What is Effort Reporting?

Effort reporting is a method of documenting the chares of personal services. OMB Circular A-21 requires that this documentation reflect the activity for which an employee is compensated. It also must recognize the principal of after-the-fact confirmation so that salary distributed represents actual cost, hence the term effort reporting.

OMB Circular A-21 requires that each institution maintain an acceptable effort reporting system. The purpose of this system is to provide a reasonable basis for distributing salary charges among direct activities, such as sponsored research and administration.
Effort reporting is done on an individual basis. The following must be certified:

A. The allocation of effort is appropriate and reasonable.
B. The distribution of effort is consistent with what was proposed.
C. The work was performed.

Key Points
The effort report must show all effort for which the University compensates an individual.
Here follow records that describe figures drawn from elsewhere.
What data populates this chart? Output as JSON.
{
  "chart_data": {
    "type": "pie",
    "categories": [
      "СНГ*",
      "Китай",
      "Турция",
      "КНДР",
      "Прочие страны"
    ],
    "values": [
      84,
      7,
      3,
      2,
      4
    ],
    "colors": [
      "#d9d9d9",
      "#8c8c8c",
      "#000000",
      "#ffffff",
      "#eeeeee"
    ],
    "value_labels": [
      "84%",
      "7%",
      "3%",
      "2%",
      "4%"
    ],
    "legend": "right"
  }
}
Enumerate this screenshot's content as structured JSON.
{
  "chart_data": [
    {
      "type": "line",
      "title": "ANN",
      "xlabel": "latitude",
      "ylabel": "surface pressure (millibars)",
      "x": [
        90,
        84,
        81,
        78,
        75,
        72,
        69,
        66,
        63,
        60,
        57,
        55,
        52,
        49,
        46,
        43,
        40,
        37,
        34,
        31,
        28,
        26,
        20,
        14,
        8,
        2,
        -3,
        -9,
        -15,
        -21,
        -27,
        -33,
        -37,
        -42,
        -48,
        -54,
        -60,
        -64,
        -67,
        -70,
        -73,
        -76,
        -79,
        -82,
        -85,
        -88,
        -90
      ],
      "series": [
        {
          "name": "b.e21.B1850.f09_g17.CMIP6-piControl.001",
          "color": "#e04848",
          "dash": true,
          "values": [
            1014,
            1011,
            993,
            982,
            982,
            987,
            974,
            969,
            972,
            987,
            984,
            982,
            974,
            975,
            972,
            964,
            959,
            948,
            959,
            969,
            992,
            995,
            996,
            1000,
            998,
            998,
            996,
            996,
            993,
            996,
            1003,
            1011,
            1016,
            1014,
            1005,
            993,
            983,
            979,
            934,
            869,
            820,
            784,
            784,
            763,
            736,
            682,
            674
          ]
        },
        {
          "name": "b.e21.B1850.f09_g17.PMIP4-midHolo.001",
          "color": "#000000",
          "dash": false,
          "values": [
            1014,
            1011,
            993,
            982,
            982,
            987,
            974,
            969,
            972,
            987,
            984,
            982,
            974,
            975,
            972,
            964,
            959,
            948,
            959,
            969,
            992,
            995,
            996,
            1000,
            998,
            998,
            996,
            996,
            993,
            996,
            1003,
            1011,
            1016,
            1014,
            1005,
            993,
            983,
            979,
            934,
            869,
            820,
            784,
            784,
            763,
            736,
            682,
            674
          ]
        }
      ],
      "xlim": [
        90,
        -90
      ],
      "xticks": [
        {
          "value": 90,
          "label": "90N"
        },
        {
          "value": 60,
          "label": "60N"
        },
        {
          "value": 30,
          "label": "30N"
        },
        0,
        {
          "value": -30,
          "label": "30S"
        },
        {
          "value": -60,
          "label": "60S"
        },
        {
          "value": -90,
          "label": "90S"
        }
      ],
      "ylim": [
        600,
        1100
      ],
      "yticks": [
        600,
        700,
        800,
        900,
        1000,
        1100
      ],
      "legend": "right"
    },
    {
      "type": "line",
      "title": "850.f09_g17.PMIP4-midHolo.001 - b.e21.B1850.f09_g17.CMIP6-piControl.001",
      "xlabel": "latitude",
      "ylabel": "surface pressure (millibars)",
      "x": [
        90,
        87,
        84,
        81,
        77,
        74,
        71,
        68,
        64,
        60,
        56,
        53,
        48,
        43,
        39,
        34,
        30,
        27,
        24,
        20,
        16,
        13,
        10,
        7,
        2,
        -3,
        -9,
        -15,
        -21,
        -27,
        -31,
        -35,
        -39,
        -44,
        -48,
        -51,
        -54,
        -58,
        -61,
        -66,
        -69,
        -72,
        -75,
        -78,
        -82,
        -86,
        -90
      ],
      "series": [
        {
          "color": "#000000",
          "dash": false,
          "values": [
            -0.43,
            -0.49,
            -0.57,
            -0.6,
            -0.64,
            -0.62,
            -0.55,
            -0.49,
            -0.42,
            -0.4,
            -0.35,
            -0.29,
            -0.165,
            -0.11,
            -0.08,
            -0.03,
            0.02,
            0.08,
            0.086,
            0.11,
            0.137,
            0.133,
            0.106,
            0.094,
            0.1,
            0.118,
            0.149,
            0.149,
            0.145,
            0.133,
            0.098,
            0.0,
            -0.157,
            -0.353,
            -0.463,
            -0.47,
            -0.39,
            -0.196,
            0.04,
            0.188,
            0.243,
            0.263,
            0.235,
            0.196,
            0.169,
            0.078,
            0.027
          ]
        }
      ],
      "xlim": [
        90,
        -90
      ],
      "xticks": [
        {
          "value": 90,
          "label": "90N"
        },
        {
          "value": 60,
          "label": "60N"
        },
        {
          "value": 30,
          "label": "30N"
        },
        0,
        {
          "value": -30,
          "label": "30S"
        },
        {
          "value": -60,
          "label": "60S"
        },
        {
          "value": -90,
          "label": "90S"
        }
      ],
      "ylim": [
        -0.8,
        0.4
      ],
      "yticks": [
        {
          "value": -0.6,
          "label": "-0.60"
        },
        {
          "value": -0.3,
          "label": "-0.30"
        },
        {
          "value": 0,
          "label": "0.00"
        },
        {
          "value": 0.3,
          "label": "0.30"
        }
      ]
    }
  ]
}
This includes sponsored research, instruction, and administration. It does not include compensation from and outside institution, such as consulting work.
Allocations of effort among different activities must be made on a reasonable, equitable, and consistent basis.

Cost Sharing
If a faculty member has effort on a sponsored research project but does not charge the project for all (or any) of his or her salary for the effort, the entire effort must still be allocated to the project. The unfunded effort is generally considered cost sharing and must be recorded under the section of “Unfunded Activity”.
For example, if a faculty member expends 50% of his or her total effort on a sponsored project, but the sponsor is charged on 25% of salary, then 25% effort should be shown for the project, with an additional 25% recorded as unfunded activity.

Effort Percentages Must Total 100%
As the effort report form itself makes clear, effort percentages on the form must equal 100%. All University compensated effort must be accounted for.

Responsibility for Accurate Reporting
The effort reports will be calculated electronically based on actual salary allocated. This will ensure the effort report reflects actual effort expended in the various categories for the reporting period. The effort report will require the signature of the employee for who the report is for.